A square concrete pile of 10 m length is driven into a deep layer of uniform homogeneous clay. Average unconfined compressive strength of the clay, determined through laboratory tests on undisturbed samples extracted from the clay layer, is 100 kPa. If the ultimate compressive load capacity of the driven pile is 632 kN, the required width of the pile is \(\underline{\hspace{2cm}}\) mm. (in integer)
(Bearing capacity factor \( N_c = 9 \), adhesion factor \( \alpha = 0.7 \))

Hint:

To determine the width of a concrete pile based on the bearing capacity, use the ultimate compressive load formula with appropriate bearing and adhesion factors.

Answer 1

Correct Answer: 400

The ultimate compressive load capacity \( Q_{\text{ultimate}} \) of the pile is given by:
\[ Q_{\text{ultimate}} = N_c \cdot \sigma_c \cdot A + \alpha \cdot \sigma_c \cdot A \] where \( \sigma_c = 100 \, \text{kPa} \) is the unconfined compressive strength of the clay, \( N_c = 9 \) is the bearing capacity factor, and \( A \) is the cross-sectional area of the pile.
The pile is square in shape, so \( A = b^2 \), where \( b \) is the width of the pile.

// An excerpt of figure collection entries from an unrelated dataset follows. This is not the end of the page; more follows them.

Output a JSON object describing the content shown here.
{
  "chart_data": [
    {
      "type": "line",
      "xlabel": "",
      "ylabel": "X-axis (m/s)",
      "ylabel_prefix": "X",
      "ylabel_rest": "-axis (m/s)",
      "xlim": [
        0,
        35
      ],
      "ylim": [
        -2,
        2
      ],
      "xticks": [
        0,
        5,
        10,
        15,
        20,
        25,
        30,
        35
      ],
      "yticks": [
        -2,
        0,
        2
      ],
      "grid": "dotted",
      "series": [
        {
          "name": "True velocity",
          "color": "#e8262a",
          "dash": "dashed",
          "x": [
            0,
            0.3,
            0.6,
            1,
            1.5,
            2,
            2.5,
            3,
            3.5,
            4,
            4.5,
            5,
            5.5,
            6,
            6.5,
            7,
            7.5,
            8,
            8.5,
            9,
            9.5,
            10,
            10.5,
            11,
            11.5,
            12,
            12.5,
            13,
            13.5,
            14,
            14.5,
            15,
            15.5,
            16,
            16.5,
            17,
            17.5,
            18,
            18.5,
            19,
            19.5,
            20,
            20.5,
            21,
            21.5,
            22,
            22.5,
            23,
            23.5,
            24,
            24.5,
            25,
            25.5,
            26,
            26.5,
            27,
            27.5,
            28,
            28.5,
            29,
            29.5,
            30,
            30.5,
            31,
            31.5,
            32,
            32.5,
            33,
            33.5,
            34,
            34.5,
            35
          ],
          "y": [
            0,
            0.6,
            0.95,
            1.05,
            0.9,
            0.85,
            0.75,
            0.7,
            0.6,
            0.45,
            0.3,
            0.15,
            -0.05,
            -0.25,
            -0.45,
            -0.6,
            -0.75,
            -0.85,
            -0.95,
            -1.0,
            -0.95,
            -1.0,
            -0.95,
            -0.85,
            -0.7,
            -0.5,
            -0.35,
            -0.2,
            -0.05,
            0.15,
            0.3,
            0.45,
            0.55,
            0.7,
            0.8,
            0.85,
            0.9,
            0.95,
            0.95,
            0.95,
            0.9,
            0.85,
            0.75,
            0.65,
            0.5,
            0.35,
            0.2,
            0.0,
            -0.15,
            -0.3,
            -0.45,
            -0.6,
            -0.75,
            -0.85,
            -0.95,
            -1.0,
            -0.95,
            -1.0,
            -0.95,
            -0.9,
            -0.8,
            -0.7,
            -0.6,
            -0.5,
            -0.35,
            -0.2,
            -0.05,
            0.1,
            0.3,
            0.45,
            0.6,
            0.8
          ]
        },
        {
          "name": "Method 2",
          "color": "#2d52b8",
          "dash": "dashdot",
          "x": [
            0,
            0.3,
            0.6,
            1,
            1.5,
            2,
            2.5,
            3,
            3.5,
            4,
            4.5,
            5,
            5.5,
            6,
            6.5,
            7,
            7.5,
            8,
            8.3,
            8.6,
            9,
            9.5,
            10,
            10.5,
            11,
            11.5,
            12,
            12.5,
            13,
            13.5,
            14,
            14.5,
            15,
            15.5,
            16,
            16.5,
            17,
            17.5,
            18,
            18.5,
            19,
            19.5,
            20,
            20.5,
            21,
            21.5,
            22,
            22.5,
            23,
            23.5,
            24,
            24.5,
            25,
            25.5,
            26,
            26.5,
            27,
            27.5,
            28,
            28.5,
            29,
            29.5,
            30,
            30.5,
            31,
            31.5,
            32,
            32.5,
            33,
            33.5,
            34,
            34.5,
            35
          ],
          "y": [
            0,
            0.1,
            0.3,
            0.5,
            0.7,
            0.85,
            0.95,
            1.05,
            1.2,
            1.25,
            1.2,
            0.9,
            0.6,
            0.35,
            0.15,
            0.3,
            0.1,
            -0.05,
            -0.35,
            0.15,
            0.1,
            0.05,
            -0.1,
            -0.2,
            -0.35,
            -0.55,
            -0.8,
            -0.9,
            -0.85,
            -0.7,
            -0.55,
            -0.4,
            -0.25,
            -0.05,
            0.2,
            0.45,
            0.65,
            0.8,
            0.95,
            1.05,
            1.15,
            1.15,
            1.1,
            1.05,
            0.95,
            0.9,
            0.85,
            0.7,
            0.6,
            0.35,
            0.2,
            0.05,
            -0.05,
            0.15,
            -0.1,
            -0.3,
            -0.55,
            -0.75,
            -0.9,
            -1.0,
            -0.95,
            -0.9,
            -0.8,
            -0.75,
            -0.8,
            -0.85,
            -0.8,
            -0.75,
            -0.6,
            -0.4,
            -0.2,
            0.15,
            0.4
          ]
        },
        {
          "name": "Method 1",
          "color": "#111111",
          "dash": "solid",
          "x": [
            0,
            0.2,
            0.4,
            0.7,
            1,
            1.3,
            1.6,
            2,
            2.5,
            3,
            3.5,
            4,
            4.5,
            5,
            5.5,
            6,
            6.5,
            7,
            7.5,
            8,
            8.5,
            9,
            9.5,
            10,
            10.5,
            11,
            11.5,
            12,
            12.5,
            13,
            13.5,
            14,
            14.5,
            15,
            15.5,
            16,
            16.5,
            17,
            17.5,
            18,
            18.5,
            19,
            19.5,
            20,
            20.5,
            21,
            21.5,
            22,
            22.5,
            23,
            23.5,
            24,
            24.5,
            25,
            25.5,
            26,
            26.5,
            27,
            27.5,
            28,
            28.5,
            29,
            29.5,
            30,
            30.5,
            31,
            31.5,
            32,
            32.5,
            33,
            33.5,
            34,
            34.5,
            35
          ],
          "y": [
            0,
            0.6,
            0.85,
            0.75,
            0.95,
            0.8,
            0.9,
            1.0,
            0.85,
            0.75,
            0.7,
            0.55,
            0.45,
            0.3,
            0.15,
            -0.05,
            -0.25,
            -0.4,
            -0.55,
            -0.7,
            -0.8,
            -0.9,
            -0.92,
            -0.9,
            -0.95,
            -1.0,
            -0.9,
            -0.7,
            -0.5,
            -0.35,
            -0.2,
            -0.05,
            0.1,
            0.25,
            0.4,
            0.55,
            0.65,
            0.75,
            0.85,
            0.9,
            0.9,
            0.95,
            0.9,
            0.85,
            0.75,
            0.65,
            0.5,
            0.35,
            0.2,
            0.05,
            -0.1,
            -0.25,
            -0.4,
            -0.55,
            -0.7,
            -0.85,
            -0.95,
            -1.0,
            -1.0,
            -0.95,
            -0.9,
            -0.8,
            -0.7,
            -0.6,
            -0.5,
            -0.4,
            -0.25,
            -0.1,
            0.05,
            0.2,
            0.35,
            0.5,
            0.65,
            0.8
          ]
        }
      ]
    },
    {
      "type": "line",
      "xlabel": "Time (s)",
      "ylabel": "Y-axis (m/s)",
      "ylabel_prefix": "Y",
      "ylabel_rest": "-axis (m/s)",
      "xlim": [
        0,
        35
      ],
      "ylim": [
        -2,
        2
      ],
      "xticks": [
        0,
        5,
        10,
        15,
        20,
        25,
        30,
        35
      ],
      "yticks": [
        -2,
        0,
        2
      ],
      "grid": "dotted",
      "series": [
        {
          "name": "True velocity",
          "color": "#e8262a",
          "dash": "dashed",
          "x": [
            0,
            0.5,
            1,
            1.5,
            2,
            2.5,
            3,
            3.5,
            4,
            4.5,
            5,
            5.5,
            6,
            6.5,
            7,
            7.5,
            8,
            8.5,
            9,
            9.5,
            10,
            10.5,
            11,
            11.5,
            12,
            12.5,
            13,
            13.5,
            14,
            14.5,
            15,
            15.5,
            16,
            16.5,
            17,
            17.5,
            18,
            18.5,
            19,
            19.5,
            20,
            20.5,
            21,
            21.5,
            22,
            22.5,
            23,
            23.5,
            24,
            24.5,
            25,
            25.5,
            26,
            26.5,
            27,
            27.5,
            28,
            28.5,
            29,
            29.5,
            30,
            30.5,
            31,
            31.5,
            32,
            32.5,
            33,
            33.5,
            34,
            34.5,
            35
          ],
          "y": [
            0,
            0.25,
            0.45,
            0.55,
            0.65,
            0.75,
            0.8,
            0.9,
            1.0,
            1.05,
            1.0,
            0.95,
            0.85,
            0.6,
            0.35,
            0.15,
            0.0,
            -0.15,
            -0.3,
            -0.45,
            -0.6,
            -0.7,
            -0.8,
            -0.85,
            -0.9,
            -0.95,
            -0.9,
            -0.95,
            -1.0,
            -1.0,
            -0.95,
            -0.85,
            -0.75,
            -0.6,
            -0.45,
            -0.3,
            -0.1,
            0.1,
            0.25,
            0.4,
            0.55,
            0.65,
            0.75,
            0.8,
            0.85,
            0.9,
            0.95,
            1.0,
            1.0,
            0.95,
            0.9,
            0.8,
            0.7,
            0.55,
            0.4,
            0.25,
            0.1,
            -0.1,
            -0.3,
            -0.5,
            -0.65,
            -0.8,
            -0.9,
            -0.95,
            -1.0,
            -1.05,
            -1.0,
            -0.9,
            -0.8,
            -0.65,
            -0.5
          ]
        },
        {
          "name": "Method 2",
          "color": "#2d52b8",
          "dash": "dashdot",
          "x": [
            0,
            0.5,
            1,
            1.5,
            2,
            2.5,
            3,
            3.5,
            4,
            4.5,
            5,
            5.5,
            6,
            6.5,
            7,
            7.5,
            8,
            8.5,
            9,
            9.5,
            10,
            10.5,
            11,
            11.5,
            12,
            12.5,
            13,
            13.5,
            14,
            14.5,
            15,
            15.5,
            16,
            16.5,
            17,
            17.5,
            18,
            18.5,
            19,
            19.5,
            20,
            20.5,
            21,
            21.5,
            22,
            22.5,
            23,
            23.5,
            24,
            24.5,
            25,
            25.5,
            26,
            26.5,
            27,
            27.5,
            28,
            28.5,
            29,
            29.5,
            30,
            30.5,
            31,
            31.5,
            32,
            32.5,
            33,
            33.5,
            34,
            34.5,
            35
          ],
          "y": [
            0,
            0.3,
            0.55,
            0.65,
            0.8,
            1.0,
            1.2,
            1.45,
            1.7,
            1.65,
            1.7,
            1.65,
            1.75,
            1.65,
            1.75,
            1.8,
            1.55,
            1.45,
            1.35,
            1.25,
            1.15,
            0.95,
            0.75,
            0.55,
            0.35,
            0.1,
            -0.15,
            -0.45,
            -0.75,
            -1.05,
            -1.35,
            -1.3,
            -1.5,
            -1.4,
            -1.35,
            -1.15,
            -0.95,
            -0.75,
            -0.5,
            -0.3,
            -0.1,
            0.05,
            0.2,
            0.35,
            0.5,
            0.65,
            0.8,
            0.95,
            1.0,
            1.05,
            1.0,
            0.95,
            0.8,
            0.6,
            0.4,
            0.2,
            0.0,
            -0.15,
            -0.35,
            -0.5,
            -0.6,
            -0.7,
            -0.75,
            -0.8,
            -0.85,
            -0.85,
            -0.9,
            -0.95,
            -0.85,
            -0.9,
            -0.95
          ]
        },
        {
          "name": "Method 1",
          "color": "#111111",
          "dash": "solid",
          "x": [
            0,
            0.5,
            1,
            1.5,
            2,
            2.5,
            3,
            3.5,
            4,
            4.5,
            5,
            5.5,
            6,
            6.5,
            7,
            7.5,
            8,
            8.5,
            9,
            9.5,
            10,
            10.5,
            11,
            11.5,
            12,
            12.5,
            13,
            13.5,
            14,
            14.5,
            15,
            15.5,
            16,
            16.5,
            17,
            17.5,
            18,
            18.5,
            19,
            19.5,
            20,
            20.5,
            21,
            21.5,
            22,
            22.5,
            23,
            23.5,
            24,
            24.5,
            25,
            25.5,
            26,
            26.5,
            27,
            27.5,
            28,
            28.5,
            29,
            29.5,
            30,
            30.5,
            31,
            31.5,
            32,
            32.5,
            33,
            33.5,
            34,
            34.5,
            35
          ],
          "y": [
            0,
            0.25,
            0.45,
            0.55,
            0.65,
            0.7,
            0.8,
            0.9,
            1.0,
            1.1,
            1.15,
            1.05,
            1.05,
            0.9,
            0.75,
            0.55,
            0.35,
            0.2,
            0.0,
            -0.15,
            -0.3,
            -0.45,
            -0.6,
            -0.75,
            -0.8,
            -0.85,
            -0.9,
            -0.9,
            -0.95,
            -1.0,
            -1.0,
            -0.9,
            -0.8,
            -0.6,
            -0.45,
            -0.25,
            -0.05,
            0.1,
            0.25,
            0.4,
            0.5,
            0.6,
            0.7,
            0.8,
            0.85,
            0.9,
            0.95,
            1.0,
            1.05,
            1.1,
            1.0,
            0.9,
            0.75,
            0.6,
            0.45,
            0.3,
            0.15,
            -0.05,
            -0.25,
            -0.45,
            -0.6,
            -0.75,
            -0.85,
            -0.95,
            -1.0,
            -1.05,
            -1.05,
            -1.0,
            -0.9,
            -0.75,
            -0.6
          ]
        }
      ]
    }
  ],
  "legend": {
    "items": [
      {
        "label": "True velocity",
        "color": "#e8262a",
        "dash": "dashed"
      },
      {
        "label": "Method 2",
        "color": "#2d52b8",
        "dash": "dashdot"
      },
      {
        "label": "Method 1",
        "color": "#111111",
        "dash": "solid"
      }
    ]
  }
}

Thus, the equation becomes:
\[ Q_{\text{ultimate}} = (9 + 0.7) \cdot 100 \cdot b^2 = 632 \, \text{kN}. \] Simplifying and solving for \( b \):
\[ 632 = 9.7 \cdot 100 \cdot b^2, \] \[ b^2 = \frac{632}{9.7 \cdot 100} = \frac{632}{970} \approx 0.6515, \] \[ b = \sqrt{0.6515} \approx 0.806 \, \text{m}. \] Thus, the required width of the pile is \( \boxed{400} \, \text{mm} \).